Brenda is not a programmer. Some big strong man told her that when she
was the office junior, and she believed it.
Brenda has casually invented modular coding, functional programming,
debug tracing, big O notation. While writing macros in Excel. She's
done more with the spreadsheet shackles on than her "programmer"
colleagues have dreamed of.
Nobody ever told her that mere spreadsheet work could be hard, not
like programming, so she thinks anyone can do it and she must be
very stupid for taking so long. So she has never written any
documentation. The younger admin types have checklists for using her
spreadsheets, that they follow as precisely as a demon-summoning
wizard with someone else's incantation.
Some time soon Brenda will retire. Within six months, the company will
explode. And nobody will know why.
- Posted by Chris at
01:53pm on
06 April 2026
This strikes chords all over the place. In the academic world of my youth, Brenda was the faculty secretary who quietly knew everything about any given department, and if she was off sick (which happened about once every ten years) the whole place ceased to function properly because nobody else knew everyone's jobs the way she did.
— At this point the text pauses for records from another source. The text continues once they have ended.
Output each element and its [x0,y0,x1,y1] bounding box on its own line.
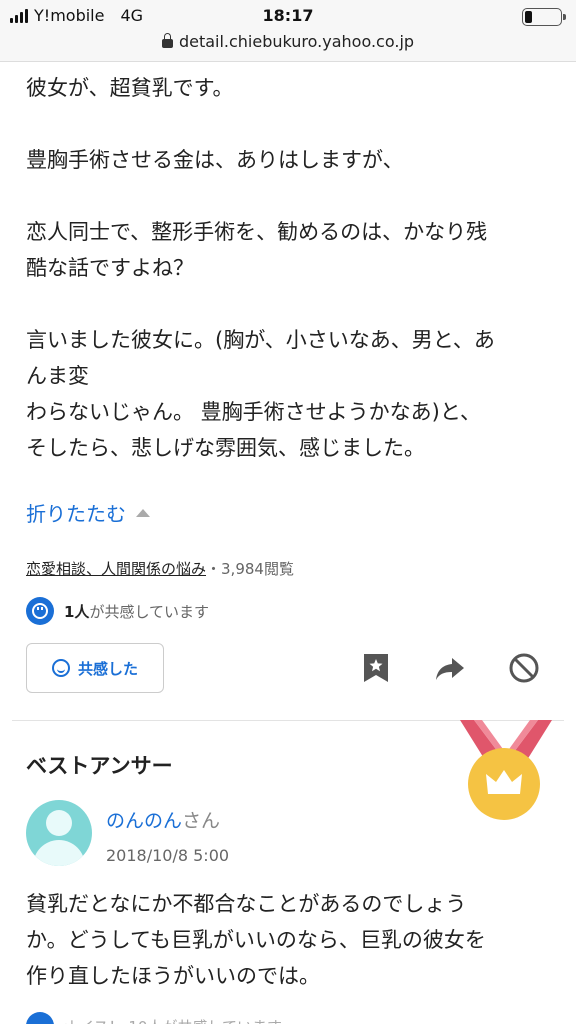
answer-line: か。どうしても巨乳がいいのなら、巨乳の彼女を [26,928,486,952]
answer-line: 作り直したほうがいいのでは。 [26,964,320,988]
question-line: 彼女が、超貧乳です。 [26,76,234,100]
answer-line: 貧乳だとなにか不都合なことがあるのでしょう [26,892,467,916]
avatar[interactable] [26,800,92,866]
question-line: 恋人同士で、整形手術を、勧めるのは、かなり残 [26,220,488,244]
smile-outline-icon [51,659,70,677]
user-suffix: さん [182,810,221,832]
best-answer-heading: ベストアンサー [26,754,173,778]
answer-user[interactable]: のんのんさん [106,806,220,833]
question-gap [26,178,556,214]
question-gap [26,286,556,322]
category-link[interactable]: 恋愛相談、人間関係の悩み [26,560,206,578]
question-line: 言いました彼女に。(胸が、小さいなあ、男と、あ [26,328,495,352]
question-body: 彼女が、超貧乳です。豊胸手術させる金は、ありはしますが、恋人同士で、整形手術を、… [26,70,556,466]
fold-button[interactable]: 折りたたむ [26,498,150,527]
share-icon[interactable] [432,650,468,686]
empathy-button-label: 共感した [77,659,138,678]
battery-fill [525,11,532,23]
address-bar[interactable]: detail.chiebukuro.yahoo.co.jp [0,32,576,51]
question-line: わらないじゃん。 豊胸手術させようかなあ)と、 [26,400,482,424]
lock-icon [161,33,173,48]
question-line: そしたら、悲しげな雰囲気、感じました。 [26,436,425,460]
empathy-count: 1人 [64,602,90,621]
bookmark-icon[interactable] [358,650,394,686]
question-line: 酷な話ですよね？ [26,256,194,280]
battery-icon [522,8,566,26]
fold-label: 折りたたむ [26,502,126,526]
empathy-summary: 1人が共感しています [26,597,209,625]
block-icon[interactable] [506,650,542,686]
user-name[interactable]: のんのん [106,810,182,832]
empathy-button[interactable]: 共感した [26,643,164,693]
question-line: んま変 [26,364,89,388]
clock: 18:17 [262,6,314,25]
view-count: ・3,984閲覧 [206,560,294,578]
next-row-partial: ナイス！ 10人が共感しています [64,1016,282,1024]
browser-chrome: Y!mobile 4G 18:17 detail.chiebukuro.yaho… [0,0,576,62]
empathy-text: が共感しています [89,602,209,621]
status-bar: Y!mobile 4G 18:17 [0,6,576,28]
best-answer-medal-icon [460,720,552,820]
question-gap [26,106,556,142]
answer-body: 貧乳だとなにか不都合なことがあるのでしょう か。どうしても巨乳がいいのなら、巨乳の… [26,886,556,994]
answer-date: 2018/10/8 5:00 [106,846,230,865]
chevron-up-icon [136,508,150,517]
smile-icon [26,597,54,625]
smile-icon [26,1012,54,1024]
question-meta: 恋愛相談、人間関係の悩み・3,984閲覧 [26,558,294,579]
question-line: 豊胸手術させる金は、ありはしますが、 [26,148,404,172]
url-text: detail.chiebukuro.yahoo.co.jp [178,32,415,51]
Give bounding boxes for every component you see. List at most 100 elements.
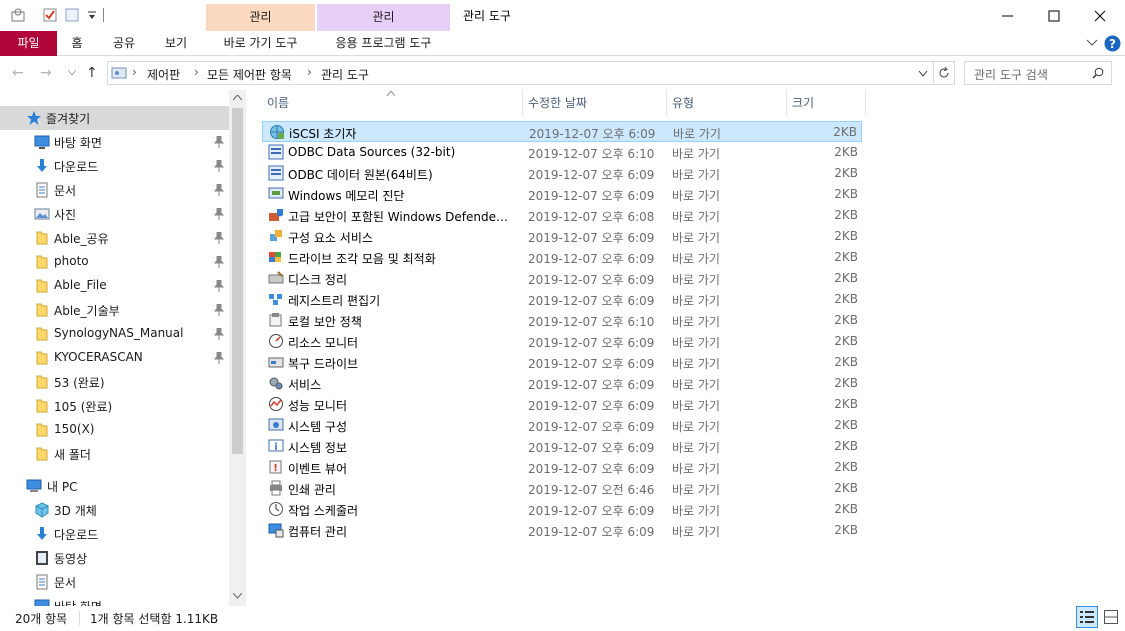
search-icon[interactable] xyxy=(1092,67,1104,79)
nav-item-label: 3D 개체 xyxy=(54,504,97,518)
nav-item[interactable]: KYOCERASCAN xyxy=(0,346,229,370)
nav-item-label: 53 (완료) xyxy=(54,376,105,390)
breadcrumb-admin-tools[interactable]: 관리 도구 xyxy=(321,66,369,83)
recent-locations-icon[interactable] xyxy=(68,70,76,76)
column-header-date[interactable]: 수정한 날짜 xyxy=(528,90,664,116)
column-header-type[interactable]: 유형 xyxy=(672,90,786,116)
ribbon-tabs: 파일 홈 공유 보기 바로 가기 도구 응용 프로그램 도구 ? xyxy=(0,31,1125,56)
nav-this-pc[interactable]: 내 PC xyxy=(0,474,229,498)
scroll-up-icon[interactable] xyxy=(233,95,242,101)
pin-icon xyxy=(214,184,224,196)
column-header-size[interactable]: 크기 xyxy=(792,90,864,116)
checklist-icon[interactable] xyxy=(42,7,58,23)
file-name: 복구 드라이브 xyxy=(288,357,359,371)
nav-item[interactable]: photo xyxy=(0,250,229,274)
up-arrow-icon[interactable]: ↑ xyxy=(86,65,98,81)
maximize-button[interactable] xyxy=(1031,0,1077,31)
details-view-button[interactable] xyxy=(1076,606,1098,628)
nav-scrollbar[interactable] xyxy=(229,90,246,606)
minimize-button[interactable] xyxy=(985,0,1031,31)
nav-item[interactable]: 사진 xyxy=(0,202,229,226)
nav-item[interactable]: 다운로드 xyxy=(0,154,229,178)
print-management-icon xyxy=(270,480,282,496)
search-box[interactable]: 관리 도구 검색 xyxy=(964,61,1112,85)
nav-item[interactable]: Able_기술부 xyxy=(0,298,229,322)
table-row[interactable]: ! 이벤트 뷰어 2019-12-07 오후 6:09 바로 가기 2KB xyxy=(262,457,862,478)
nav-item[interactable]: 바탕 화면 xyxy=(0,130,229,154)
large-icons-view-button[interactable] xyxy=(1100,606,1122,628)
tab-application-tools[interactable]: 응용 프로그램 도구 xyxy=(317,31,450,55)
nav-item[interactable]: 바탕 화면 xyxy=(0,594,229,606)
tab-home[interactable]: 홈 xyxy=(57,31,97,56)
column-divider[interactable] xyxy=(666,90,667,116)
help-icon[interactable]: ? xyxy=(1104,35,1121,52)
new-document-icon[interactable] xyxy=(64,7,80,23)
nav-item[interactable]: 새 폴더 xyxy=(0,442,229,466)
forward-arrow-icon[interactable]: → xyxy=(40,65,52,81)
table-row[interactable]: 리소스 모니터 2019-12-07 오후 6:09 바로 가기 2KB xyxy=(262,331,862,352)
breadcrumb-control-panel[interactable]: 제어판 xyxy=(147,66,180,83)
tab-file[interactable]: 파일 xyxy=(0,31,57,56)
registry-editor-icon xyxy=(269,294,282,305)
address-bar[interactable]: › 제어판 › 모든 제어판 항목 › 관리 도구 xyxy=(107,61,955,85)
table-row[interactable]: iSCSI 초기자 2019-12-07 오후 6:09 바로 가기 2KB xyxy=(262,121,862,142)
table-row[interactable]: 디스크 정리 2019-12-07 오후 6:09 바로 가기 2KB xyxy=(262,268,862,289)
tab-share[interactable]: 공유 xyxy=(100,31,148,56)
customize-toolbar-icon[interactable] xyxy=(84,7,100,23)
table-row[interactable]: ODBC 데이터 원본(64비트) 2019-12-07 오후 6:09 바로 가기… xyxy=(262,163,862,184)
nav-item[interactable]: 105 (완료) xyxy=(0,394,229,418)
qat-divider xyxy=(103,8,104,22)
table-row[interactable]: 구성 요소 서비스 2019-12-07 오후 6:09 바로 가기 2KB xyxy=(262,226,862,247)
nav-quick-access[interactable]: 즐겨찾기 xyxy=(0,106,229,130)
refresh-icon[interactable] xyxy=(937,66,951,80)
tab-view[interactable]: 보기 xyxy=(152,31,200,56)
folder-icon xyxy=(36,375,48,389)
nav-item[interactable]: 문서 xyxy=(0,570,229,594)
nav-item[interactable]: 다운로드 xyxy=(0,522,229,546)
properties-icon[interactable] xyxy=(10,7,26,23)
table-row[interactable]: 작업 스케줄러 2019-12-07 오후 6:09 바로 가기 2KB xyxy=(262,499,862,520)
address-dropdown-icon[interactable] xyxy=(918,70,928,78)
table-row[interactable]: 복구 드라이브 2019-12-07 오후 6:09 바로 가기 2KB xyxy=(262,352,862,373)
scroll-down-icon[interactable] xyxy=(233,593,242,599)
collapse-ribbon-icon[interactable] xyxy=(1086,38,1098,48)
search-input[interactable]: 관리 도구 검색 xyxy=(974,66,1048,83)
nav-item[interactable]: Able_File xyxy=(0,274,229,298)
nav-item[interactable]: 문서 xyxy=(0,178,229,202)
nav-item[interactable]: Able_공유 xyxy=(0,226,229,250)
file-date: 2019-12-07 오후 6:09 xyxy=(528,441,655,455)
column-divider[interactable] xyxy=(522,90,523,116)
nav-item[interactable]: SynologyNAS_Manual xyxy=(0,322,229,346)
nav-item[interactable]: 동영상 xyxy=(0,546,229,570)
tab-shortcut-tools[interactable]: 바로 가기 도구 xyxy=(206,31,315,55)
nav-scroll-thumb[interactable] xyxy=(232,108,243,454)
file-type: 바로 가기 xyxy=(672,189,720,203)
breadcrumb-all-items[interactable]: 모든 제어판 항목 xyxy=(207,66,292,83)
column-divider[interactable] xyxy=(865,90,866,116)
table-row[interactable]: 컴퓨터 관리 2019-12-07 오후 6:09 바로 가기 2KB xyxy=(262,520,862,541)
nav-item-label: 105 (완료) xyxy=(54,400,113,414)
table-row[interactable]: 인쇄 관리 2019-12-07 오전 6:46 바로 가기 2KB xyxy=(262,478,862,499)
table-row[interactable]: 로컬 보안 정책 2019-12-07 오후 6:10 바로 가기 2KB xyxy=(262,310,862,331)
table-row[interactable]: ODBC Data Sources (32-bit) 2019-12-07 오후 … xyxy=(262,142,862,163)
table-row[interactable]: 서비스 2019-12-07 오후 6:09 바로 가기 2KB xyxy=(262,373,862,394)
back-arrow-icon[interactable]: ← xyxy=(12,65,24,81)
document-icon xyxy=(36,574,48,590)
column-header-name[interactable]: 이름 xyxy=(267,90,517,116)
table-row[interactable]: 드라이브 조각 모음 및 최적화 2019-12-07 오후 6:09 바로 가기 2… xyxy=(262,247,862,268)
table-row[interactable]: 고급 보안이 포함된 Windows Defender ... 2019-12-0… xyxy=(262,205,862,226)
nav-item[interactable]: 3D 개체 xyxy=(0,498,229,522)
nav-item[interactable]: 150(X) xyxy=(0,418,229,442)
table-row[interactable]: Windows 메모리 진단 2019-12-07 오후 6:09 바로 가기 2KB xyxy=(262,184,862,205)
file-type: 바로 가기 xyxy=(672,315,720,329)
table-row[interactable]: 시스템 구성 2019-12-07 오후 6:09 바로 가기 2KB xyxy=(262,415,862,436)
table-row[interactable]: 레지스트리 편집기 2019-12-07 오후 6:09 바로 가기 2KB xyxy=(262,289,862,310)
file-date: 2019-12-07 오후 6:09 xyxy=(528,189,655,203)
file-date: 2019-12-07 오전 6:46 xyxy=(528,483,655,497)
table-row[interactable]: i 시스템 정보 2019-12-07 오후 6:09 바로 가기 2KB xyxy=(262,436,862,457)
close-button[interactable] xyxy=(1077,0,1123,31)
nav-item[interactable]: 53 (완료) xyxy=(0,370,229,394)
table-row[interactable]: 성능 모니터 2019-12-07 오후 6:09 바로 가기 2KB xyxy=(262,394,862,415)
column-divider[interactable] xyxy=(786,90,787,116)
file-size: 2KB xyxy=(834,355,858,369)
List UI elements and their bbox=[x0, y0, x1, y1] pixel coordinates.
She didn't know she did anything difficult either. Just a secretary, remember? That's a tiny bit above "typist".
Oh, and she remembered the birthdays of the professor's wife and children. Not because it was part of her job, but because somebody had to and the professor was absent-minded.
I met Brenda again, in a different university fifty years later. Mercifully, she didn't retire while I was a student there, but I gather that when she did leave, a little while after I had got my degree and gone, the department exploded.
- Posted by John Dallman at
03:55pm on
06 April 2026
Some large companies are aware of this problem, in general terms. Their solution is to build all the necessary calculations into their hugely expensive Software-as-a-Service purchase. That sort of prevents it, but efficiency suffers.
Do not let your spreadsheets be maintained by someone who is diligent, but stupid. Their complexity grows exponentially.
- Posted by John P at
11:16pm on
06 April 2026
Or Eric's report. The one that the company paid a few £K to be developed in their new ERP system last year. Eric retired 7 years ago, but every Monday the report he came up with is produced & circulated ... to an audience that never looks at it. They just assume that it is important to someone else.
Or Doris in accounts, who spends 4 days preparing the end of month reporting by exporting data to a stack of spreadsheets. Just like she has always done. She says she hasn't got time to learn to use the new reports in the ERP system that will produce the same results in a few minutes.
- Posted by RogerBW at
09:12am on
07 April 2026
John D - and then they need to change SaaS vendor and all the details get lost, because nobody in the company remembers, the departing vendor has nothing to gain, and the arriving vendor isn't going to seek out more stuff to do, it should have been in the contract.
John P - the Brendas I've known have built spreadsheets that work better than the new ERP system, and keep working when there's a fire in a machine room in Ireland, which mysteriously seems to happen every end of month when the oversold cloud service can't cope.